19 de outubro de 2023

Passo da Insónia

Caminho num cuidado de decisão lenta e firme como o faria um sonâmbulo perseguindo a generativa imagem do sonho sucessor, num ciclo de acção e disrupção dessa acção, à semelhança de um glitch mecânico, explorando cada canto submarino da arrendada paz amniótica. Para trás e para a frente, um fantasma intermitente diante do espelho negro d' um televisor em repouso. Dizem-me que a exposição à luz electrónica de certos ecrãs, me cega a vontade de dormir, que uma hora antes de me ir deitar, devo desligar todos esses dinâmicos dispositivos de captura da economia da atenção, mas como apagamos nós o ecrã infernal e a voz-off do cinema interior,em pleno ciclo de retrospectiva integral de uma obra de terror povoada de jumpscares e sangue escuro e viscoso escorrendo pelas paredes do trabalho dos dias.
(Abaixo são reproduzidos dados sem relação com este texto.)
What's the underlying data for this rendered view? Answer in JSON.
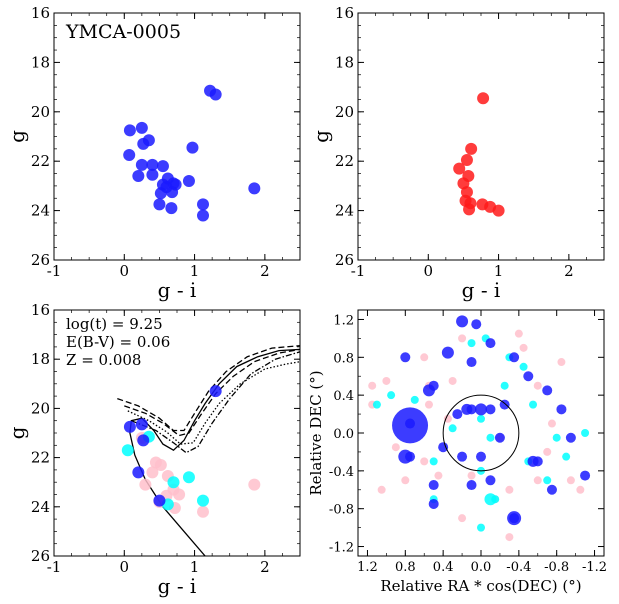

Sigo caminhando guiado pela luz de farol do frigorífico que abri sem vontade e somente agarrei um frio pedaço do vazio zumbido do seu íntimo, que não me devolve à terra firme do descanso, mas assinala o naufrágio do corpo sem tocar outros corpos ou se reconhecer a si próprio quando um dos próximos passos de transe roça no estado empírico de uma peça de mobília, fluido, atravessando as divisões como dimensões, um passo num diálogo mágico com a sua curiosidade intelectual pelo passo seguinte, a sombra nocturna de um cavalo que entra na sombra nocturna do mar - escurecendo em dobro o azul da imagem -, movido pela energia e poder do seu instinto e sobrevivência, dando-se à morte com toda a fúria e fibra de viver, até se dissolver exangue nas águas apaziguadas do sono, quando o sol está prestes a nascer e anunciar do cesto da gávea do horizonte a praia virgem de uma nova manhã e uma noite mais sem dormir, caminhando sem se deter mistério adentro dos seus próprios movimentos, a monte de um crime desconhecido, sem autor, móbil e castigo.